Pioneer P-30 was almost identical to the earlier Pioneer P-3 satellite which failed, a 1-meter diameter sphere with a propulsion system mounted on the bottom giving a total length of 1.4 m. The mass of the structure and aluminum alloy shell was about 30 kg and the propulsion units roughly 90 kg. Four solar panels, each 60 × 60 cm and containing 2200 solar cells in 22 100-cell nodules, extended from the sides of the spherical shell in a "paddle-wheel" configuration with a total span of about 2.7 m. The solar panels charged nickel-cadmium batteries. Inside the shell, a large spherical hydrazine tank made up most of the volume, topped by two smaller spherical nitrogen tanks and a 90 N injection rocket to slow the spacecraft down to go into lunar orbit, which was designed to be capable of firing twice during the mission. Attached to the bottom of the sphere was a 90 N vernier rocket for mid-course propulsion and lunar orbit maneuvers which could be fired four times.

Around the upper hemisphere of the hydrazine tank was a ring-shaped instrument platform which held the batteries in two packs, two 1.5 W UHF transmitters and diplexers, logic modules for scientific instruments, two command receivers, decoders, a buffer/amplifier, three converters, a telebit, a command box, and most of the scientific instruments. Two dipole UHF antennas protruded from the top of the sphere on either side of the injection rocket nozzle. Two dipole UHF antennas and a long VLF antenna protruded from the bottom of the sphere. The transmitters operated on a frequency of 378 megahertz.

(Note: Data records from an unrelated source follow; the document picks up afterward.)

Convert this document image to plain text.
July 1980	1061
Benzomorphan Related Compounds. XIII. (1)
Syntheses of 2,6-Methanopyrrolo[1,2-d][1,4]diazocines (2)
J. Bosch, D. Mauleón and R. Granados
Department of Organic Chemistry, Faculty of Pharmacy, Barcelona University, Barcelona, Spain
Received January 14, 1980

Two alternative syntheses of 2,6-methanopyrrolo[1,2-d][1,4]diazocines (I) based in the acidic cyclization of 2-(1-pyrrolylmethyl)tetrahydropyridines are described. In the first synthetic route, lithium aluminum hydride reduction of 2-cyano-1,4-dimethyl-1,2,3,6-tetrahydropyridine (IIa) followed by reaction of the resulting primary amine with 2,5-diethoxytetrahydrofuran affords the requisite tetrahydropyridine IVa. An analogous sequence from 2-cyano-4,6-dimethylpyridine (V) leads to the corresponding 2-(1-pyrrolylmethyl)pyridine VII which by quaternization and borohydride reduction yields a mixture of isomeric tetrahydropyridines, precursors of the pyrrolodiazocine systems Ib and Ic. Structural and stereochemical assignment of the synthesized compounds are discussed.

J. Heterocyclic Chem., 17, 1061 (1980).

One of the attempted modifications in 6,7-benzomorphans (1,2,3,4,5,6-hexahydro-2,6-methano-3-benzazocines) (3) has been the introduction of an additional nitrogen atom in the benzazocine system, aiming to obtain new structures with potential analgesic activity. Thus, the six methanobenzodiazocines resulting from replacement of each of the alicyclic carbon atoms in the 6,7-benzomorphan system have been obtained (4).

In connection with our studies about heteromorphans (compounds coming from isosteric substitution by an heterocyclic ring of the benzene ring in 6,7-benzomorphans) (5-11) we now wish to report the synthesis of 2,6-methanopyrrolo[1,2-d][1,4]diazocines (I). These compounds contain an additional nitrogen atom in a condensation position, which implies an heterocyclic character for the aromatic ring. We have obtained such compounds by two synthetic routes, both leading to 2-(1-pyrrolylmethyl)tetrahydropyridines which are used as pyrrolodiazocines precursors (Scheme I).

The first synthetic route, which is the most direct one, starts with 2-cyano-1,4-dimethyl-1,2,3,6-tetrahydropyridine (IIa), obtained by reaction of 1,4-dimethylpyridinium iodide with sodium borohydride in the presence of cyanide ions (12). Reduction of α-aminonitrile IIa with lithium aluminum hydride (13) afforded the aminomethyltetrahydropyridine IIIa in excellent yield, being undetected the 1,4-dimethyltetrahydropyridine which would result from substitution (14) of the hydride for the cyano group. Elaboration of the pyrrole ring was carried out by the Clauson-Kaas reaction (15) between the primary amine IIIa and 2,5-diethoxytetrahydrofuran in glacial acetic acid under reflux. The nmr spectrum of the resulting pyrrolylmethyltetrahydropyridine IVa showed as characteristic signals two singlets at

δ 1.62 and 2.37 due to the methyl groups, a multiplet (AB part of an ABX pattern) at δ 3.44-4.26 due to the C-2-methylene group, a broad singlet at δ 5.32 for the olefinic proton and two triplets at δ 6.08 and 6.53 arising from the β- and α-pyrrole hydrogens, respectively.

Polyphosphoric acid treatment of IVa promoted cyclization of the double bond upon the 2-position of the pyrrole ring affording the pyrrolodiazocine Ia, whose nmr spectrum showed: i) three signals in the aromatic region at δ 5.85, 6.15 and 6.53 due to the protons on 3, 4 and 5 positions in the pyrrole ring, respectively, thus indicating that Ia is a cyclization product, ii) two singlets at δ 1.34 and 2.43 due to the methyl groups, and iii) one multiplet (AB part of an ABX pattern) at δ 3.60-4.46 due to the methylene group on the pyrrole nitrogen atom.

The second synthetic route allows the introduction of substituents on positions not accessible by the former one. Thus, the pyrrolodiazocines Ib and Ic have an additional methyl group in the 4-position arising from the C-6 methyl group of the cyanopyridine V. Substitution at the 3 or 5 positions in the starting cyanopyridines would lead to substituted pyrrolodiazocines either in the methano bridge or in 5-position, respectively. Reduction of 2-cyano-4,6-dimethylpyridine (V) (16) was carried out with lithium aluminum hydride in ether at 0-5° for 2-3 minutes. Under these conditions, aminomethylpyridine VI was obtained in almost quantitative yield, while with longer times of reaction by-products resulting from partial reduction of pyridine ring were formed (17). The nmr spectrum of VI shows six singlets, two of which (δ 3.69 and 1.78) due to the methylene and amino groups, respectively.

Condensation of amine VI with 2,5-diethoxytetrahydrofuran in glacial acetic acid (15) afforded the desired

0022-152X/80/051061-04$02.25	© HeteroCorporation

Thermal control was planned to be achieved by fifty small "propeller blade" devices on the surface of the sphere. The blades themselves were made of reflective material and consist of four vanes which were flush against the surface, covering a black heat-absorbing pattern painted on the sphere. A thermally sensitive coil was attached to the blades in such a way that low temperatures within the satellite would cause the coil to contract and rotate the blades and expose the heat-absorbing surface, and high temperatures would cause the blades to cover the black patterns. Square heat-sink units were also mounted on the surface of the sphere to help dissipate heat from the interior.

== On-board equipment ==

The scientific instruments consisted of an ion chamber and Geiger-Müller tube to measure total radiation flux, a proportional radiation counter telescope to measure high energy radiation, a scintillation counter to monitor low-energy radiation, a VLF receiver for natural radio waves, a transponder to study electron density, and part of the flux-gate and search coil magnetometers mounted on the instrument platform. The micrometeorite detector and sun scanner were mounted on the sphere. The difference between the payload of Pioneer P-30 and the earlier Pioneer P-3 was the replacement of the TV facsimile system on P-3 with a scintillation spectrometer to study the Earth's (and possible lunar) radiation belts, mounted on the instrument platform, and a plasma probe mounted on the sphere to measure energy and momentum distribution of protons above a few kilovolts to study the radiation effect of solar flares. The total mass of the science package including electronics and power supply was roughly 60 kg. The total cost of the mission was estimated at 9–10 million dollars.